Writing about Meese invites cliché, since cliché is one of his own concerns. Not only does his work revert to symbols and iconography pre-dyed in association – whether a salute, a military motif, or a teen pin-up – it utilizes cliché’s sentimental power, while simultaneously mocking its rhetoric. I can only comprehend certain elements of this installation as exercises in this kind of double standard: the female shop-window dummy, say, draped with an Iron Cross, smeared with black paint, giant syringe in one hand, face overlaid with multiple animal jawbones. Bearing the words ‘Fräulein Bratwurscht’ (Miss Sausage) on one breast, this figure was both kitschy and horrific – its nihilistic idiocy seeming both to mitigate and reinforce its impact.
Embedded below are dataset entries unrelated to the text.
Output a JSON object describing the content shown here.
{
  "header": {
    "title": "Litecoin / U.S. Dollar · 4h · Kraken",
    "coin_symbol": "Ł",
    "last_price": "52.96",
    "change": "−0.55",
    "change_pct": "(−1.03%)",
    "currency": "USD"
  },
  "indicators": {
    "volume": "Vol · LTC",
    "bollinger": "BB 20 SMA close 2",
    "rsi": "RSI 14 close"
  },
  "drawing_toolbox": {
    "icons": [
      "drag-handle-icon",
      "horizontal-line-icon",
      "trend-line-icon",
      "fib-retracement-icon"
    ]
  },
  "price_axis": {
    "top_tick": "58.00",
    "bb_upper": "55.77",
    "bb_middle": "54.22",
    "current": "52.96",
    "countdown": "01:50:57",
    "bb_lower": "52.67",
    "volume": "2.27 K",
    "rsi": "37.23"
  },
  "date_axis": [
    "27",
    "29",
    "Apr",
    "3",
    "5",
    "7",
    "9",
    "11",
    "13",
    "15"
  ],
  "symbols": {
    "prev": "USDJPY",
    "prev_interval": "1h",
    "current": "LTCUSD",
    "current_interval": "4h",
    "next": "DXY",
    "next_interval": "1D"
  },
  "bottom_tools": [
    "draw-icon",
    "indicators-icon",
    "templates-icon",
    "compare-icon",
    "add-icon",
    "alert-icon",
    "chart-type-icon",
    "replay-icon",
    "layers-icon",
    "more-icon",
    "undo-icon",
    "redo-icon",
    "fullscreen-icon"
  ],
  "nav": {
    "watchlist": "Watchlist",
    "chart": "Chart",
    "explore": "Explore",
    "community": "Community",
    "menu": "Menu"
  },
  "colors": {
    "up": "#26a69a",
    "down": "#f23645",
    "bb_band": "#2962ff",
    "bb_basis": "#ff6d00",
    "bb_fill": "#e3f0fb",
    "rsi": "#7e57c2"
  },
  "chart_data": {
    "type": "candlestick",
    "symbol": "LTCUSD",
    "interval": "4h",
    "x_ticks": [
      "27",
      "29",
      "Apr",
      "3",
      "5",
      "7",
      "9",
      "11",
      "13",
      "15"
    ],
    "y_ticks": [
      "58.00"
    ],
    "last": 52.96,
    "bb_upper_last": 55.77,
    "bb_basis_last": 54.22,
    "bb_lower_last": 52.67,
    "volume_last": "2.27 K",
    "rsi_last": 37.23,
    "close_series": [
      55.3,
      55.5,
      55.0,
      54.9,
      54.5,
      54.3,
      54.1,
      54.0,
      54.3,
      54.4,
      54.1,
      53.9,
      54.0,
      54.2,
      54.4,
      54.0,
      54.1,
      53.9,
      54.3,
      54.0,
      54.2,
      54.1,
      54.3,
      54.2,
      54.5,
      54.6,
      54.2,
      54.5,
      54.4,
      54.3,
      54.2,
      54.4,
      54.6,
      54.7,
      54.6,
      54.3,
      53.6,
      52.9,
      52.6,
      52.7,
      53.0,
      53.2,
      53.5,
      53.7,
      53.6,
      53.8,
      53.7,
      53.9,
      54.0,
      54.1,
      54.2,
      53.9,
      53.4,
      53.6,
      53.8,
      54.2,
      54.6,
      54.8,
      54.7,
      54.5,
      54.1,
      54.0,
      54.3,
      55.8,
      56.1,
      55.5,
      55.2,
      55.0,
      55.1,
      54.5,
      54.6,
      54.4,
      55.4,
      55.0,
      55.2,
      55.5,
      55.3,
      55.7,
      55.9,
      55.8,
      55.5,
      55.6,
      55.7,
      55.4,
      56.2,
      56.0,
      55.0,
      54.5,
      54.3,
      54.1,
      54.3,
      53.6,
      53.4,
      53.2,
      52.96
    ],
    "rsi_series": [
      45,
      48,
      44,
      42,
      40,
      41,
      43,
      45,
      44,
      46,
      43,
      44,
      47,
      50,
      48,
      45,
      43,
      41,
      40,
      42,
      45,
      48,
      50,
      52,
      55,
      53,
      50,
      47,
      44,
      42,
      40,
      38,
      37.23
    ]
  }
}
If Meese’s Ahoi de Angst (Fear Ahoy, 1998) at the first Berlin Biennale drew on the bedroom of the teenage loner, Vampire…, jammed with pornographic collages, makeshift altars, tributes to E.T. and Parsifal, felt like a shoddy squat, inhabited by a brutal but clueless political cult. Among the darkness and detritus, I half-expected to find a traffic cone stolen as a student prank (if I had, would the environment feel more threatening or less?) to go with the slacker-ish phrase ‘FUZZY MIT DEN LANGEN DINGEN’ (‘fuzzy with the long things’) visible near the entrance. It might accordingly seem strange to expect anything but fuzziness from Meese on the ‘long things’ of philosophy or ideology, but Roberto Ohrt’s catalogue essay nevertheless cogently positions Meese’s work in German political debate: the total right to expression pitched against postwar social ‘responsibilities’ (Ohrt notes a Tübingen court barring an anti fascist charity from displaying its logo, since it included the banned swastika). Yet the ‘Dictatorship of Art’ which Meese invokes as an aspect of his excess appears on shakier ground in Glasgow. Every written occurrence of that phrase apparently matched by a counter-assertion: ‘DIE HERRSCHAFT der Kunst ist kein DING’ (THE LORDSHIP of art is no THING); ‘ART IS NO HOLY GRAIL’; ‘Kunst ist keine religion, aber religion ist kunst’ (‘Art is not religion, but religion is art’).
The artist, then – and this is fully Meese’s gig – cuts a figure both frightening and risible, deeply serious and totally flippant, powerful and meaningless. Meese wants to have it both ways – always. And perhaps he can. Leaving the exhibition, still enthralled, I noticed a multi-part signpost, each part pointing ‘GO / GO / GO’. But where?